Composition-controlled synthesis of LixCo3−xO4 solid solution nanocrystals on carbon and their impact on electrocatalytic activity toward oxygen reduction reaction

Abstract

Through incorporation of other metal elements like Li, K and Cu into the Co₃O₄ lattice, tuning electronic structures of carbon-supported Co₃O₄ may be an effective way to improve electrochemical properties of the oxide as an efficient catalyst for the oxygen reduction reaction (ORR). In this paper, we have synthesized Li-doped Co₃O₄ (Li/Co = 0, 2.5%, 5%, 7.5%) solid solution nanocrystals through direct nucleation and growth of the lithium-cobalt oxide on a acid-treated carbon black. The carbon supports Li_xCo_3−xO₄ spinel nanocrystals with average particle size of approximately 4 nm, covered evenly on the surface of carbon in this hybrid. The electrocatalysis experiments in an alkaline solution reveal a close correlation between the ORR electrocatalytic activities and the doped Li contents of these Li_xCo_3−xO₄/C catalysts. Interestingly, the half-wave potential and the mass-specific activity of these catalysts show a typical volcano plot as a function of Li contents. Among all the synthesized Co_3−xO₄/C samples, the sample prepared at the Li/Co atomic ratio of 5% displays the most positive half-wave potential and the largest mass-specific activity respectively, which are 70 mV and 3.3 times higher than the undoped Co₃O₄/C. Compared with that of the undoped Co₃O₄/C, the remarkly increased content of covalent OC–O–Co^III–O bonds formed at the interfaces between Li-doped Co₃O₄ and carbon support is responsible for the improved electro-catalytic performances of the doped catalyst.
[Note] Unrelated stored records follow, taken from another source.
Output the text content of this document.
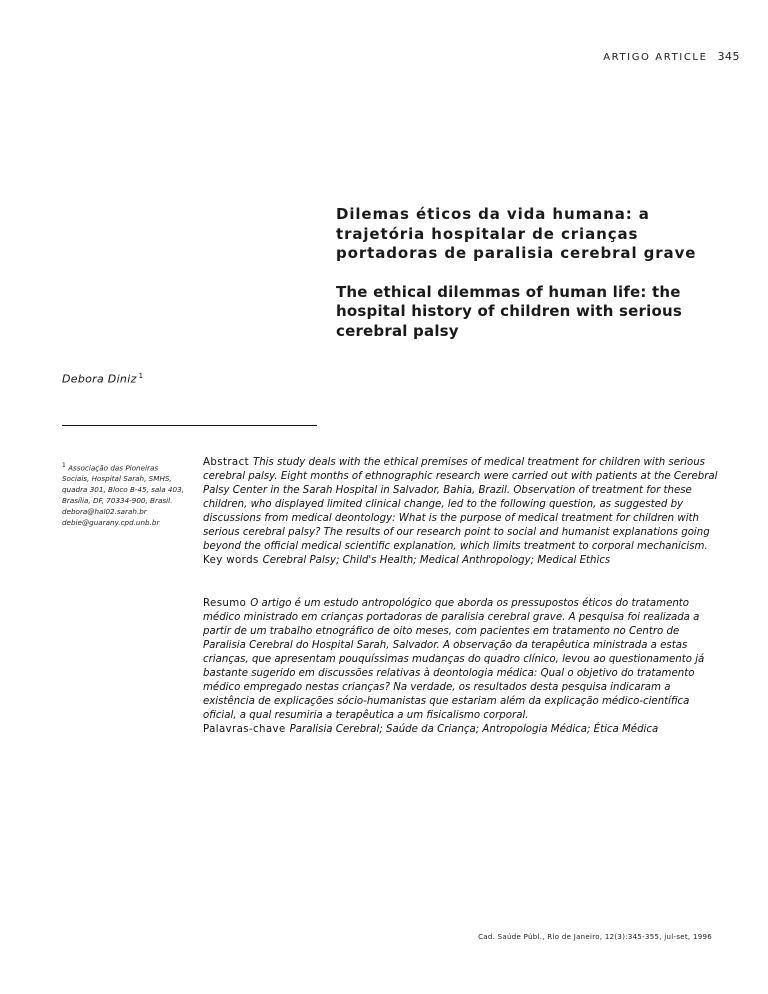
ARTIGO ARTICLE 345
Dilemas éticos da vida humana: a trajetória hospitalar de crianças portadoras de paralisia cerebral grave
The ethical dilemmas of human life: the hospital history of children with serious cerebral palsy
Debora Diniz $^1$
$^1$ Associação das Pioneiras Sociais, Hospital Sarah, SMHS, quadra 301, Bloco B-45, sala 403, Brasília, DF, 70334-900, Brasil. debora@hal02.sarah.br debie@guarany.cpd.unb.br

Abstract This study deals with the ethical premises of medical treatment for children with serious cerebral palsy. Eight months of ethnographic research were carried out with patients at the Cerebral Palsy Center in the Sarah Hospital in Salvador, Bahia, Brazil. Observation of treatment for these children, who displayed limited clinical change, led to the following question, as suggested by discussions from medical deontology: What is the purpose of medical treatment for children with serious cerebral palsy? The results of our research point to social and humanist explanations going beyond the official medical scientific explanation, which limits treatment to corporal mechanicism.
Key words Cerebral Palsy; Child's Health; Medical Anthropology; Medical Ethics

Resumo O artigo é um estudo antropológico que aborda os pressupostos éticos do tratamento médico ministrado em crianças portadoras de paralisia cerebral grave. A pesquisa foi realizada a partir de um trabalho etnográfico de oito meses, com pacientes em tratamento no Centro de Paralisia Cerebral do Hospital Sarah, Salvador. A observação da terapêutica ministrada a estas crianças, que apresentam pouquíssimas mudanças do quadro clínico, levou ao questionamento já bastante sugerido em discussões relativas à deontologia médica: Qual o objetivo do tratamento médico empregado nestas crianças? Na verdade, os resultados desta pesquisa indicaram a existência de explicações sócio-humanistas que estariam além da explicação médico-científica oficial, a qual resumiria a terapêutica a um fisicalismo corporal.
Palavras-chave Paralisia Cerebral; Saúde da Criança; Antropologia Médica; Ética Médica

Cad. Saúde Públ., Rio de Janeiro, 12(3):345-355, jul-set, 1996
Moreover, the covalent electron transfer from the Co^III species to the electron-withdrawing OC–O species through the OC–O–Co^III–O bonds can not only promote the oxidation of active sites Co^III into Co^IV but also facilitate the surface hydroxide displacement, which can significantly contribute to the ORR kinetics. Therefore, the exact understanding of the unique interfacial electronic structures of the Li_xCo_3−xO₄/C hybrids is very important to develop the lithium-cobalt oxides on carbon as next-generation catalysts for ORR.